In the immortal words of Jeremy Piven in Grosse Pointe Blank: “Ten years! Ten years! Ten! Years!” Yes, believe it or not, I have owned this domain for an entire decade. It’s been home to everything from passive-aggressive collegiate angst to stories of my travel adventures to this YA lit blog.
I had big plans for some new additions in honor of the anniversary — which was, um, actually 2 weeks ago, on Valentine’s Day — but February turned out to be a more complicated month than anticipated.
Anyway, expect some shiny new stuff ’round about the end of March, when I’ve had two whole weeks of spring break to party, procrastinate, and give my blog some love.
In the meantime, some nostalgia. Back in the late 90s, when the web was young, we were so excited about “web journals” and other ways to use the internet for real personal connection. Now, of course, the word “blog” isn’t just some silliness Peter came up with on his website. Oversharing is standard. The lines between private, public, and professional are blurring more and more. The internet is for crass commercialism and research and blah blah blah, but even more than it was in 1999, it’s about people sharing their thoughts for free. (For good and for ill.)
No one will care about this except me (and Jesse), but… what’s my circa-1999 “blog roll” (er, list of bookmarks) up to now?
Fray: True Stories and Original Art
Jesse Chan-Norris
Adam Rakunas
Peter Merholz
Derek Powazek
Molly Steenson
Lance Arthur
Magdalena Donea
And some snapshots from the Wayback Machine of things I loved back in the day:
Maxi
Water
Colors
1 response so far ↓
1 jfpbookworm // Mar 3, 2009 at 9:42 am
Wow, do I feel old.
My own 10-year mark arrives Thursday:
My first journal succumbed to bit-rot a long time ago, but I moved everything over to my page at Columbia. That’s dead too, but still around thanks to the Wayback Machine. (I wish it’d archived my essay on liability of moderators in online forums, though.)
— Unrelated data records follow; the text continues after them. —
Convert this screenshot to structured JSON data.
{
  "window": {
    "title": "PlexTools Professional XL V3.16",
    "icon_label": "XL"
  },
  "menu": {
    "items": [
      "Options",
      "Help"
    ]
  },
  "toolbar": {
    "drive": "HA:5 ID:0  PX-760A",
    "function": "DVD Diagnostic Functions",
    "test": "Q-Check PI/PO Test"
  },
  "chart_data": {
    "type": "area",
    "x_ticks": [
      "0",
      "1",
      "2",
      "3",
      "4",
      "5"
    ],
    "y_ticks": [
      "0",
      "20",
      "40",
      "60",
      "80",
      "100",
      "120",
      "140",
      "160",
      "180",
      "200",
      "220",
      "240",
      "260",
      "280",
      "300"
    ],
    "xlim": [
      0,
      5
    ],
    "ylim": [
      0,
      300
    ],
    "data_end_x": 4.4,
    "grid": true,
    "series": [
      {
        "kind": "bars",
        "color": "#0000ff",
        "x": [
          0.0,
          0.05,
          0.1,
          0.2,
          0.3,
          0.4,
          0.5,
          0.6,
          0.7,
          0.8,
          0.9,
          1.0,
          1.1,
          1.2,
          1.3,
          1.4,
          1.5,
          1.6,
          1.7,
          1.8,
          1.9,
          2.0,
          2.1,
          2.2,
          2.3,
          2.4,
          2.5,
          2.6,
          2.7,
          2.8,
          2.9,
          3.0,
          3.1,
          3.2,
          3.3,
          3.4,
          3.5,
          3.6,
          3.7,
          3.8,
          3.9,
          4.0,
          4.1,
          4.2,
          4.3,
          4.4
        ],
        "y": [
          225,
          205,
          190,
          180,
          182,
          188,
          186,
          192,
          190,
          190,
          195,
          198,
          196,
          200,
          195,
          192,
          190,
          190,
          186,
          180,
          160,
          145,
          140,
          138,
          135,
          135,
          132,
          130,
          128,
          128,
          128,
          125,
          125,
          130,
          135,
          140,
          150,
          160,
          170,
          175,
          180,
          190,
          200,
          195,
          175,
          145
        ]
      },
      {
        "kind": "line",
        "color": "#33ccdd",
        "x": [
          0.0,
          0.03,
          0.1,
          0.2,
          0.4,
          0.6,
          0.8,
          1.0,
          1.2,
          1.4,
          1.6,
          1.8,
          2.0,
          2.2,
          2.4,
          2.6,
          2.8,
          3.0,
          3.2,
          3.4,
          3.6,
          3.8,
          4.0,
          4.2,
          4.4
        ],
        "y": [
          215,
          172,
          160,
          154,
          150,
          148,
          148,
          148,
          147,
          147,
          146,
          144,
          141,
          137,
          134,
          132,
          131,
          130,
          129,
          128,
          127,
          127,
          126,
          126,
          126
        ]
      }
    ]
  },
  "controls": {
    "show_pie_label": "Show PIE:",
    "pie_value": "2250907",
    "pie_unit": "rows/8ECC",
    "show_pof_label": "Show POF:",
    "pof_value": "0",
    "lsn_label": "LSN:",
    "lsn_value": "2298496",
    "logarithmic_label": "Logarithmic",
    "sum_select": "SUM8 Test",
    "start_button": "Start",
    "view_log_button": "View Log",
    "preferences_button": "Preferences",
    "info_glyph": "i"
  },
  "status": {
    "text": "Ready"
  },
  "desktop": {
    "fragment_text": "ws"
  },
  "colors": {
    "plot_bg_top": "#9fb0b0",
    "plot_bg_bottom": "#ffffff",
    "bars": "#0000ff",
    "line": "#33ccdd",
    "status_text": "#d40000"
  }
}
Looking back, I’m amazed at how much and how often I wrote in that first year, when these days I can go months without posting anything. Some of that is that I had a lot more free time, some of it that I was more open about my life, some of it was that, while a lot of people at Brown had started doing the “web journal” thing, it was still shiny and new and a way for a recovering shybie to connect with “IRL” people.